Later, up in the house, she told Rosa about Willis’s invitation.
“You’re not going, are you?”
“I don’t have a choice.”
“Oh, Linda. Don’t you understand?” Rosa began to cry into Linda’s sleeve. Her recovery had been a series of good days and bad; a drained lifelessness would send her to bed, followed by a day of vigor and fully circulating blood. Dr. Freeman had predicted this, and Li
nda interpreted Rosa’s tears as a symptom of what Dr. Freeman had described as “a heightened state of female emotionality.”
“Don’t you remember,” said Rosa, “what I just went through?”
Of course Linda remembered, and wasn’t that the point? There was comfort in a man like Willis Poore; she couldn’t be more secure than at his side. “But if you want me to stay with you,” Linda volunteered, hoping Rosa would say No, no, go ahead. For Linda didn’t want to miss this opportunity, this chance to peer further into life in Pasadena, and she’d be on Willis’s arm and she’d meet—she’d be introduced to, presented to!—the people she had read about on the society pages, in Chatty Cherry’s column, and wasn’t there a chance of Linda’s name appearing in the paper too? And in her imagination, Linda herself wrote the headline: MYSTERIOUS BEAUTIFUL WOMAN VISITS PASADENA.
But Rosa said nothing at all, exhaustion and pity causing her face to fall.
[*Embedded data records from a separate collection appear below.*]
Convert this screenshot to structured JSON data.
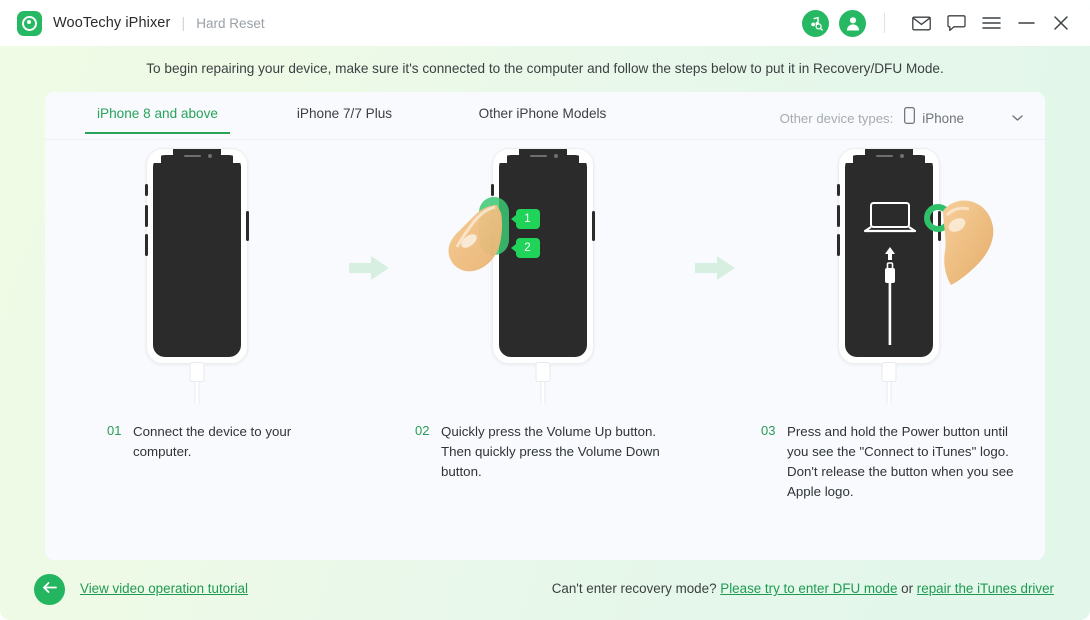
{
  "titlebar": {
    "brand": "WooTechy iPhixer",
    "separator": "|",
    "subtitle": "Hard Reset",
    "icons": {
      "itunes": "itunes-search-icon",
      "account": "account-avatar-icon",
      "mail": "mail-icon",
      "feedback": "feedback-chat-icon",
      "menu": "hamburger-menu-icon",
      "minimize": "minimize-icon",
      "close": "close-icon"
    }
  },
  "banner": {
    "text": "To begin repairing your device, make sure it's connected to the computer and follow the steps below to put it in Recovery/DFU Mode."
  },
  "tabs": [
    {
      "label": "iPhone 8 and above",
      "active": true
    },
    {
      "label": "iPhone 7/7 Plus",
      "active": false
    },
    {
      "label": "Other iPhone Models",
      "active": false
    }
  ],
  "device_select": {
    "label": "Other device types:",
    "value": "iPhone",
    "icon": "phone-outline-icon",
    "caret": "chevron-down-icon"
  },
  "steps": [
    {
      "num": "01",
      "text": "Connect the device to your computer.",
      "illustration": "iphone-connected-to-cable"
    },
    {
      "num": "02",
      "text": "Quickly press the Volume Up button. Then quickly press the Volume Down button.",
      "illustration": "iphone-pressing-volume-buttons",
      "badges": [
        "1",
        "2"
      ]
    },
    {
      "num": "03",
      "text": "Press and hold the Power button until you see the \"Connect to iTunes\" logo. Don't release the button when you see Apple logo.",
      "illustration": "iphone-connect-to-itunes-screen"
    }
  ],
  "footer": {
    "back_icon": "arrow-left-icon",
    "tutorial_link": "View video operation tutorial",
    "help_prefix": "Can't enter recovery mode?",
    "dfu_link": "Please try to enter DFU mode",
    "help_mid": "or",
    "driver_link": "repair the iTunes driver"
  },
  "colors": {
    "brand_green": "#27b863",
    "accent_green": "#2a9b55",
    "badge_green": "#20d45a",
    "arrow_green": "#d7efe0",
    "card_bg": "#f8fafd",
    "screen_dark": "#2b2b2b"
  }
}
She turned in her bed and began to pick at the wallpaper. Beneath the thin blanket she was a tiny mound; the blanket was old and dingy and frayed, and it wrapped Rosa like a shroud, and her breathing was slow, and Linda waited for Rosa to say something, and Linda waited for a long time, for what felt like a minute and then like forever. “Rosa? Rosa?” But Rosa had fallen asleep and Linda left her, a girl drowned by fatigue and scar.
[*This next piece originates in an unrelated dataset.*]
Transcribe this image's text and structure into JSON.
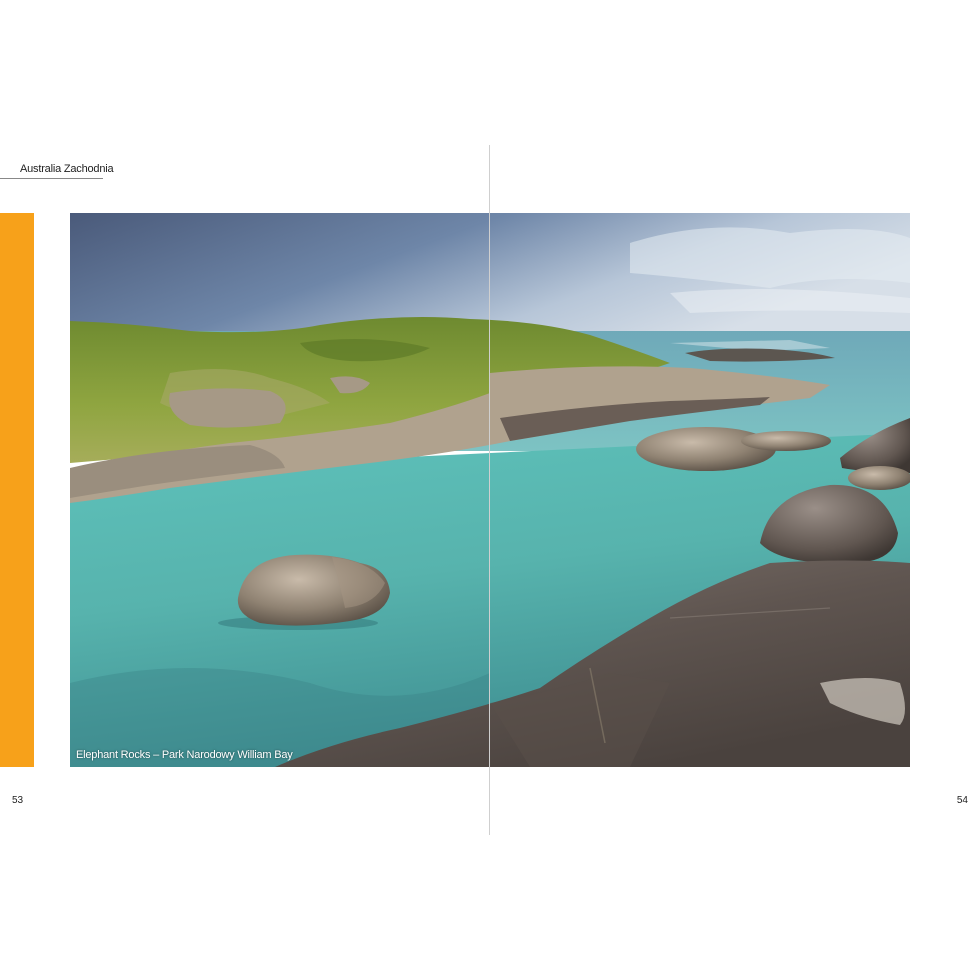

Later that afternoon Linda was downtown, making her way up Raymond Street, alone. She had never been into the city by herself, and with each step she inhaled the conifer-minty air of Central Park and felt free in a way she had never before. She was thinking of no one—not Willis or Bruder or Edmund—no one but herself, and her mind was clear and her breath was loud in her ears. As she passed the Hotel Green, its veranda filled with people in wicker chairs, Linda became more and more aware of the isolation she had endured during her months at the Pasadena—the world reduced to the isolated fortress of the rancho. Rosa had said, “The city’s no different than the rancho. It’s a small, walled-off place too.” But again, Linda didn’t believe her—how could this be true? Why, look at the city before Linda: men and women filling the sidewalks, children walking small white dogs, and other girls like Linda out alone, out for an errand or a stroll and dependent on no one at that particular moment. Free to go wherever they wanted! No one looking at them, no one expecting anything from them, no one but themselves aware of where they were, what they would do next, which shop they would enter, what would happen to them next! It would have overwhelmed her if Linda didn’t feel as if she’d been waiting for this her whole life, and roaming the heart of Pasadena nearly made her forget why she was there and what she was looking for.